Posted by: John H. Costello | Saturday, January 27, 2007 at 04:16 PM
Reading terrorism into this Dan? Sometimes I wonder if you've ever been to underdeveloped countries. Yes, this happens there, not only to Americans, and what do you think diplomatic plates mean to a desperate carthief? Exactly, nothing at all. They probably had no idea (nor would have cared)what diplomatic plates look like, that the occupants were American, or even what the US is. All they saw (as John Costello explains above) were white people in a (probably) expensive car in a neighbourhood where they had no business being. In other words, rich targets.
Posted by: Northerner | Monday, January 29, 2007 at 03:48 AM
What none of you know and what everyone is trying to hide is that the older woman and her husband had been missionaries in Kartoum Sudan for 30 years. They recently retired to the states and advocate for the atrocities in Sudan.
They loved the people of Sudan and Africa. We can analyze, rationalize every bit of information. What it comes down to is that they were bringing peace and love to people. She always spread the word of Christ Jesus and his love for the whole world.

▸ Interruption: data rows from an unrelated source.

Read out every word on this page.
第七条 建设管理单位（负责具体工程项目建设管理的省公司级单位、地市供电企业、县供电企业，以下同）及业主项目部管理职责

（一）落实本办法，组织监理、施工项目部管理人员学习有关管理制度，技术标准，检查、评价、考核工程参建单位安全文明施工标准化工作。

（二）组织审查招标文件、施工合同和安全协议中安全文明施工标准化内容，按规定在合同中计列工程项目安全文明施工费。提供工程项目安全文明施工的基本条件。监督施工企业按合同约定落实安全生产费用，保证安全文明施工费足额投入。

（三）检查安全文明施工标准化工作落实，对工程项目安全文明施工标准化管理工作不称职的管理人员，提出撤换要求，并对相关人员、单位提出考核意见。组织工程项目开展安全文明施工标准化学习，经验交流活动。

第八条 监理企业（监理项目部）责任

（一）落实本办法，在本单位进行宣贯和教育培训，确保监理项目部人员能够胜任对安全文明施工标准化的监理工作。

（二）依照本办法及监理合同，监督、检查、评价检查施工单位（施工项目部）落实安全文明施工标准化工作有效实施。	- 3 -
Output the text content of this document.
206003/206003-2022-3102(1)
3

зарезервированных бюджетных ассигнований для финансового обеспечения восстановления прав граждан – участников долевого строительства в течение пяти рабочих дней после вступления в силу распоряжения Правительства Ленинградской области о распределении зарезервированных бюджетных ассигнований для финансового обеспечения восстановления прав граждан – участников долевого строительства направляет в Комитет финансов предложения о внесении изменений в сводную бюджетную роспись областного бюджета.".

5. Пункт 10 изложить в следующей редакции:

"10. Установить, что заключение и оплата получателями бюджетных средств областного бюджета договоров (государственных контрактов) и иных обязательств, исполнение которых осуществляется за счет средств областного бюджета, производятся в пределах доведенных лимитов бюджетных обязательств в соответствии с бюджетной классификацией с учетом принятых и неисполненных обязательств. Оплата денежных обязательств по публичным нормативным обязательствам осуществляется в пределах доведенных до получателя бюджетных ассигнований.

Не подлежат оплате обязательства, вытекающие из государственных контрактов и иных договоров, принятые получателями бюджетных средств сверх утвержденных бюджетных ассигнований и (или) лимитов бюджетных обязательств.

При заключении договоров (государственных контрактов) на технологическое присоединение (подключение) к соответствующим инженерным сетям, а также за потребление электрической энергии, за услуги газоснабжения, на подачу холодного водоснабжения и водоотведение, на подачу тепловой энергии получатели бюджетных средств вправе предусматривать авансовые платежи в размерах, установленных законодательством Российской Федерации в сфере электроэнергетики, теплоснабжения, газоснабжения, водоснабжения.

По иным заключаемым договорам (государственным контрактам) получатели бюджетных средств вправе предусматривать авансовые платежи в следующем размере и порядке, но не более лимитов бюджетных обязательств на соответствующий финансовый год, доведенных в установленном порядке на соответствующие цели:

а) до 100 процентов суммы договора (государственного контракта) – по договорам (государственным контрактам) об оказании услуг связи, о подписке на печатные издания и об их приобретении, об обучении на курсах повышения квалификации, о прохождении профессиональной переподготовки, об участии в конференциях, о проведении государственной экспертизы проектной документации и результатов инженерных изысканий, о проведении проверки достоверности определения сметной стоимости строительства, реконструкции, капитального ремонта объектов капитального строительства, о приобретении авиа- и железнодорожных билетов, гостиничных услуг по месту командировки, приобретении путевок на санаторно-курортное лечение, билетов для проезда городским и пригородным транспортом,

Posted by: Dan West | Tuesday, January 30, 2007 at 11:30 AM
@Dan West:
Given the "holier than thou" attitude of most missionaries bringing yet another religion to people who have other priorities (like finding enough food to feed themselves and their families), I fail to see why missionaries are always put on a pedestal by some people. They try to impose their way of life on a people that do not wish to change their religion.
And why should they? One religion is as good as another, after all they are all fantasies made up to explain things that people couldn't understand for themselves. The more we understand about nature, the less we need religion to explain certain things to us. Good riddance I say, religion has brought much more sorrow to this world than any other human phenomenon.
Posted by: Northerner | Wednesday, January 31, 2007 at 07:34 AM
are they a us or canadian citizens? are they coloured?